Moving down my body of more betrayal, we come to the hips.

Before puberty each innominate bone consists of three separate bones - the iluim, the ischium and the pubis. The iluim is the highest, broadest part of the hip bone, its crest is what flares out like Mickey Mouse ears just below the waist.

The ischuim is the bony structure you can feel yourself sitting on, if you wiggle your butt on a hard seat or bike seat.

The pubis is the bone that spans the front of the abdomen about four inches or so below the navel. At puberty the female’s hipbone gradually broadens and the pubic bone gets longer, angling farther forward to form more of an arch.

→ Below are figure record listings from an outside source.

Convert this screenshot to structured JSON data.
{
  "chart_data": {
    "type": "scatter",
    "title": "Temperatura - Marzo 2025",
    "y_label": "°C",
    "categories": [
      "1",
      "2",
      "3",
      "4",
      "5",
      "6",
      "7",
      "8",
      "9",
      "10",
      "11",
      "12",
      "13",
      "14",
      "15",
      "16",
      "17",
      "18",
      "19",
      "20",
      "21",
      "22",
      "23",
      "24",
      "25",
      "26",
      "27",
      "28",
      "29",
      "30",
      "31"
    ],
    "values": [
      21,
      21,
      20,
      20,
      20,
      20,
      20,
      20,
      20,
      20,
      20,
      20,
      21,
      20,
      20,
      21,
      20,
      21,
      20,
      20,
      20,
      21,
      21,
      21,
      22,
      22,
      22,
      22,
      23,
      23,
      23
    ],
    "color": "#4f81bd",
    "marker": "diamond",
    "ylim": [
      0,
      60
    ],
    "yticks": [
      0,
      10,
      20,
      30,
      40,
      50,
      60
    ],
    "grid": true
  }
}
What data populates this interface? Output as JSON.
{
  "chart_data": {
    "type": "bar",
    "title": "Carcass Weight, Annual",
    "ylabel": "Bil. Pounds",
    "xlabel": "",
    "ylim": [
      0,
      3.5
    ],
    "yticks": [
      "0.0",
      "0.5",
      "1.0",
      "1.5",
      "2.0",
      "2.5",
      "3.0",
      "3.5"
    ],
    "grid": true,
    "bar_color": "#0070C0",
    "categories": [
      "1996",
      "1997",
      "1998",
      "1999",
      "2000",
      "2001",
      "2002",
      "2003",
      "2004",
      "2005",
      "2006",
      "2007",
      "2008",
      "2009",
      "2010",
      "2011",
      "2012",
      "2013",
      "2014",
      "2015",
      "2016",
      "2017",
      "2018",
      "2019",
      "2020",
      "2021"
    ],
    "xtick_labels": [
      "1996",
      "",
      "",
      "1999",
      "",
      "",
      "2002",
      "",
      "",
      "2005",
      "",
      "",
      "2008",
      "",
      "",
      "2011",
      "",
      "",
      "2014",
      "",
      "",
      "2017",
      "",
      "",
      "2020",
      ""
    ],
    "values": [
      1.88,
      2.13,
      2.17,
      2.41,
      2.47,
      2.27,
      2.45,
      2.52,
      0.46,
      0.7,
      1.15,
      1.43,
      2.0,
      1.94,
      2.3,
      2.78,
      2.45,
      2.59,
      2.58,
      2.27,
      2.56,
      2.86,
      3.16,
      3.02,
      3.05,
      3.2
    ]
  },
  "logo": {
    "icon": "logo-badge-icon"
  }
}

Because the male’s pelvis is markedly narrower, his femurs hang roughly straight down below his hip bones whereas the adult female’s femurs incline slightly inward beneath the hips. The difference between males and females hips and femurs, makes the difference in the way each sex sits, stand, and walks, scientifically. In an adult male the femoral head usually measures 45 millimeters or more in diameter, in females less.

Lastly on hips, the sciatic notch, the gap in the hip bone through which the sciatic nerve passes when it emerges from the lower spine, is wider in females than in males.

And I am not going with ribs, because I am an individual.

Valentine Michael Smith, Australia

Citation — Smith, V. (2005). Difference. Torque, 5(2), April 2005.